I don’t know whether this has been proven, or even if it’s true, but I’d like to explore it empirically. (Update: see the section on safe primes below. I misread “safe” above as “strong.” Just as well: it lead to an interesting investigation.)

We’ll need some way to quantify whether a prime is strong in the cryptographic sense. This has probably been done before, but for my purposes I’ll use the sum of the logarithms of q, r, and s. We should look at these relative to the size of p, but all the p‘s I generate will be roughly the same size.

Python code

I’ll generate 100-bit primes just so my script will run quickly. These primes are too small for use in practice, but hopefully the results here will be representative of larger primes.

    from sympy import nextprime, prevprime, factorint, randprime
    import numpy as np
    
    # largest prime factor
    def lpf(n):
        return max(factorint(n).keys())
    
    def log2(n):
        np.log2(float(n))
    
    num_samples = 100
    data = np.zeros((num_samples, 5))
    
    bitsize = 100
    
    for i in range(num_samples):
        p = randprime(2**bitsize, 2**(bitsize+1))
        data[i,0] = 2*p > nextprime(p) + prevprime(p)
        q = lpf(p-1)
        r = lpf(q-1)
        s = lpf(p+1)
        data[i,1] = log2(q)
        data[i,2] = log2(r)
        data[i,3] = log2(s)
        data[i,4] = log2(q*r*s)      

The columns of our matrix correspond to whether the prime is strong in the number theory sense, the number of bits in qr, and s, and the total bits in the three numbers. (Technically the log base 2 rather than the number of bits.)

Results

There were 75 strong primes and 25 non-strong primes.
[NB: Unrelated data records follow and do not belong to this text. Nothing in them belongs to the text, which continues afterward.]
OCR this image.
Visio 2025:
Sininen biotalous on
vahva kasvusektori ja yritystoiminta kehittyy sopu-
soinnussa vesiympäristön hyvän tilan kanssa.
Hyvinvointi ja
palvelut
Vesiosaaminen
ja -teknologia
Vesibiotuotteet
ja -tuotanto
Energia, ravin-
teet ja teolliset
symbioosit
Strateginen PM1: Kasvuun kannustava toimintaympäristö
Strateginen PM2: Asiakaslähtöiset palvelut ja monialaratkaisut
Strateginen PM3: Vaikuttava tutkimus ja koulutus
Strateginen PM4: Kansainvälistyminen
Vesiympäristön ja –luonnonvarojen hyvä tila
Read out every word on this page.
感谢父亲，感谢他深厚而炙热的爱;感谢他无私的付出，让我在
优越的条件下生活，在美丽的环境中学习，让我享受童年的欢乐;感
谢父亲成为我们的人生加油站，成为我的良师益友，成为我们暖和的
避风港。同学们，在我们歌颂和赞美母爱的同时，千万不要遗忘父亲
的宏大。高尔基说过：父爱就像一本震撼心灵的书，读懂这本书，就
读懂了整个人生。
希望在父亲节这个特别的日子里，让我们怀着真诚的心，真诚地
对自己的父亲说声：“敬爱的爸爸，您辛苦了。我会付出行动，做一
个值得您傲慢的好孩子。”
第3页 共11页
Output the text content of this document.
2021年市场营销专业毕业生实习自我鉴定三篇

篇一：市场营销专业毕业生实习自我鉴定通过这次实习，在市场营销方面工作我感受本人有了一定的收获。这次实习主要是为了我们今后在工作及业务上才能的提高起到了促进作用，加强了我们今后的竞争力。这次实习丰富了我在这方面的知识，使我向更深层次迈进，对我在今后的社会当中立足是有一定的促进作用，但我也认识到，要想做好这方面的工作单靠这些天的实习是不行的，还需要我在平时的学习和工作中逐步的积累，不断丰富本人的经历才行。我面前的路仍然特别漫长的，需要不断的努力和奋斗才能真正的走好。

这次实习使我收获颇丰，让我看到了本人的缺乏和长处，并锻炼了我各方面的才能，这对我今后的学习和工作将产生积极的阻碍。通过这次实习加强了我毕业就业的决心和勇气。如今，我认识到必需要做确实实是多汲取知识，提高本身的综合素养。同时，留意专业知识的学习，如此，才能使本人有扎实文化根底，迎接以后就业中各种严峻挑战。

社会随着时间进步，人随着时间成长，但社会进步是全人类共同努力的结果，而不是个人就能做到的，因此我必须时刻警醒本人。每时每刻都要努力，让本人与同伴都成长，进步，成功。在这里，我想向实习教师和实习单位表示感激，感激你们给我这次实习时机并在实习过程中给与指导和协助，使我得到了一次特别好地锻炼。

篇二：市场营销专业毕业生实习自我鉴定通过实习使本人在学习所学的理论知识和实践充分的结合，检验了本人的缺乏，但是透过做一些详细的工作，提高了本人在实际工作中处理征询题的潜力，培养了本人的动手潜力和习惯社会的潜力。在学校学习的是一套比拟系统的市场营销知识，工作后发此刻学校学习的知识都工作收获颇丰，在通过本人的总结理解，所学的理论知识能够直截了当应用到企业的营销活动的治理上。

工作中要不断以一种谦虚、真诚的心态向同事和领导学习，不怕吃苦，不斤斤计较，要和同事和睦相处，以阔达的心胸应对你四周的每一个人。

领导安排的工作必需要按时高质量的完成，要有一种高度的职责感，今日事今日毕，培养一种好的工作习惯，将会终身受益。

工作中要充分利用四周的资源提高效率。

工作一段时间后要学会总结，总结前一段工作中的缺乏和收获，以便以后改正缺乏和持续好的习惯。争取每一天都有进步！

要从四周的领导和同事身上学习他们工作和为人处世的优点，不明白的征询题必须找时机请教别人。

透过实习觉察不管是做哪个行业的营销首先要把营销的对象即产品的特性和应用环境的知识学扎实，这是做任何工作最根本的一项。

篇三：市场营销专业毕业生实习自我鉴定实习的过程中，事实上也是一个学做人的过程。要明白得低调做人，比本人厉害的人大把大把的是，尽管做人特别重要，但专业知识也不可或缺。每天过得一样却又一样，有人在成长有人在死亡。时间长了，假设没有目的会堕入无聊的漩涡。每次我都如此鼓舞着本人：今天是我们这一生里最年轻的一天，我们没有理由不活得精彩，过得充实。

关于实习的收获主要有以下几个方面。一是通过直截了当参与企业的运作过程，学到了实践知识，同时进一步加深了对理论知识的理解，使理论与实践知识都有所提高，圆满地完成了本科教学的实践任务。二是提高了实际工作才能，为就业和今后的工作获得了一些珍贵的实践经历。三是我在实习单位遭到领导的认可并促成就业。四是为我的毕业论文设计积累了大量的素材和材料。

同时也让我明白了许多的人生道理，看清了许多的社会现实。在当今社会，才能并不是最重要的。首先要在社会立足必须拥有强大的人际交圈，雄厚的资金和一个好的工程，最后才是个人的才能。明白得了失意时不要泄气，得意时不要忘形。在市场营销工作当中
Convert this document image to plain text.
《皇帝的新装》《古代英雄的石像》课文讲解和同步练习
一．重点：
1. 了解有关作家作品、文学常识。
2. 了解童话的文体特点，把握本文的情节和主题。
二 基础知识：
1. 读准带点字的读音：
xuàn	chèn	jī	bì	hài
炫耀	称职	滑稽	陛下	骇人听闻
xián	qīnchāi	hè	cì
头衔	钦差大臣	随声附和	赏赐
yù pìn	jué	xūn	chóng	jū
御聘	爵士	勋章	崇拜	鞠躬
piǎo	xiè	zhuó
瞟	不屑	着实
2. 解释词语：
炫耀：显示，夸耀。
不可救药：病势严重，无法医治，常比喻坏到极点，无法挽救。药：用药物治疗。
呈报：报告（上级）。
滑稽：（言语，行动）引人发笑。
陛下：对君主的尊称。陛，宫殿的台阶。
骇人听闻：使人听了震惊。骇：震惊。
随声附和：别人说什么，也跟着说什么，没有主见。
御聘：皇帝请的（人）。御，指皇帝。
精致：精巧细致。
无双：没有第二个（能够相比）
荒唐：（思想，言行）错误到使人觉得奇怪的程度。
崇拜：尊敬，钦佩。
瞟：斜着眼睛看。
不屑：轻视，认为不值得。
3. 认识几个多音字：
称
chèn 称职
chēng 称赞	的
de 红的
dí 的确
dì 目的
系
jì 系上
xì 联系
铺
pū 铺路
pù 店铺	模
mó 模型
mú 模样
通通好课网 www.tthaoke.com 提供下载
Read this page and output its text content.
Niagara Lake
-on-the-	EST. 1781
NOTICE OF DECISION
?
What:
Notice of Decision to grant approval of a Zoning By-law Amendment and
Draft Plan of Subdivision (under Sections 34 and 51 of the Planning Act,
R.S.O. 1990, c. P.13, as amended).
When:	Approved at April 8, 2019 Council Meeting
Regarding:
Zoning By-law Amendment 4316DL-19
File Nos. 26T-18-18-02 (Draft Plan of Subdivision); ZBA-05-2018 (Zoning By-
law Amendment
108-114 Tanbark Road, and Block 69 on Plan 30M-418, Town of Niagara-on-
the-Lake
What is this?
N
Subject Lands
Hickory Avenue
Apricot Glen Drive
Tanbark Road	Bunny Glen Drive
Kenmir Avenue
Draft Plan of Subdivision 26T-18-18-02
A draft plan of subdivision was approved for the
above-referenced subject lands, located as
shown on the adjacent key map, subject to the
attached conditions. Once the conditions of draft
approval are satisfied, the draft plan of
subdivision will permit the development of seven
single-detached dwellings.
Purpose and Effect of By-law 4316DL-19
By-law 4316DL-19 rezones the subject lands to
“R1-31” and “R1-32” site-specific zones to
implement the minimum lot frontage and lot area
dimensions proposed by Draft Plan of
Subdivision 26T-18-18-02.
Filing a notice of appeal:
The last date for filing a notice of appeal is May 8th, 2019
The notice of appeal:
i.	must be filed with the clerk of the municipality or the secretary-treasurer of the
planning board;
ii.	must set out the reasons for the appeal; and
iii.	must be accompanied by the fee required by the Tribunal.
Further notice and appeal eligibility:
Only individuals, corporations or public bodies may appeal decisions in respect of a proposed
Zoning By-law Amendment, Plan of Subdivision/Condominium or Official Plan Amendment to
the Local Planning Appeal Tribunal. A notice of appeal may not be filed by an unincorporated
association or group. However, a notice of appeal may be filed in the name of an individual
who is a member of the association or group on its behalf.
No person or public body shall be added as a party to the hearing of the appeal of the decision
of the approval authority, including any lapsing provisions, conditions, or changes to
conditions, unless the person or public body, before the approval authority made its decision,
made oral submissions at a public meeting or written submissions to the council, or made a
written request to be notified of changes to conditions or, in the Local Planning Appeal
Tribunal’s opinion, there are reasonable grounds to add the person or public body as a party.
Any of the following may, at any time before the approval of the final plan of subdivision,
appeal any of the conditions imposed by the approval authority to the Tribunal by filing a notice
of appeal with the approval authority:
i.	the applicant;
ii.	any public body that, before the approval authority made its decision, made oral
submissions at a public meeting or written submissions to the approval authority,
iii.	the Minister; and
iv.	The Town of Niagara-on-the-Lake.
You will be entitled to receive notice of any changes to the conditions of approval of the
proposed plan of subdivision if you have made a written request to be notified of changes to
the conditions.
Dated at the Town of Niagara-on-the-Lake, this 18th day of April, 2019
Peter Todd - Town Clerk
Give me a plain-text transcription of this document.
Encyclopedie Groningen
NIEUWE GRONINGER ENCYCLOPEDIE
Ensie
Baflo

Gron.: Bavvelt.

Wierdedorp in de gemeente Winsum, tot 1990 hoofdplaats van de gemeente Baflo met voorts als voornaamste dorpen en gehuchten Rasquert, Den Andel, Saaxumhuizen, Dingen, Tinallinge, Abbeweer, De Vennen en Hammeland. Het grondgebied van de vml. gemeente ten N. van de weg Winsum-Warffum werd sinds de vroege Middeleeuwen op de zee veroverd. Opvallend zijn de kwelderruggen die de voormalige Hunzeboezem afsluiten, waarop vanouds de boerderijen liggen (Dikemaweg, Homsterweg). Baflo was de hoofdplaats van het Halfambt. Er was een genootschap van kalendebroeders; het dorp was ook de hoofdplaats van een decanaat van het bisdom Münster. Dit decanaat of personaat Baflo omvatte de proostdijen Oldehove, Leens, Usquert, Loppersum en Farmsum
Here were the averages:

    |-----+--------+------------|
    |     | strong | not strong |
    |-----+--------+------------|
    | q   |   63.6 |       58.8 |
    | r   |   41.2 |       37.0 |
    | s   |   66.3 |       64.3 |
    | sum |  171.0 |      160.1 |
    |-----+--------+------------|

The numbers are consistently higher for strong primes. However, the differences are small relative to the standard deviations of the values. Here are the standard deviations:

    |-----+--------+------------|
    |     | strong | not strong |
    |-----+--------+------------|
    | q   |   20.7 |       15.6 |
    | r   |   19.8 |       12.3 |
    | s   |   18.7 |       19.9 |
    | sum |   30.8 |       41.9 |
    |-----+--------+------------|

Safe primes

I realized after publishing this post that the Wikipedia quote didn’t say what I thought it did. It said that safe primes are likely to be cryptographically strong primes. I misread that as strong primes. But the investigation above remains valid. It shows weak evidence that strong primes in the number theoretical sense are also strong primes in the cryptographic sense.

Note that safe does not imply strong; it only implies the second criterion in the definition of strong. Also, strong does not imply safe.

To test empirically whether safe primes are likely to be cryptographically strong, I modified my code to generate safe primes and compute the strength as before, the sum of the logs base 2 of qr, and s. We should expect the strength to be larger since the largest factor of p will always be as large as possible, (p − 1)/2. But there’s no obvious reason why r or s should be large.

For 100-bit safe primes, I got an average strength of 225.4 with standard deviation 22.8, much larger than in my first experiment, and with less variance.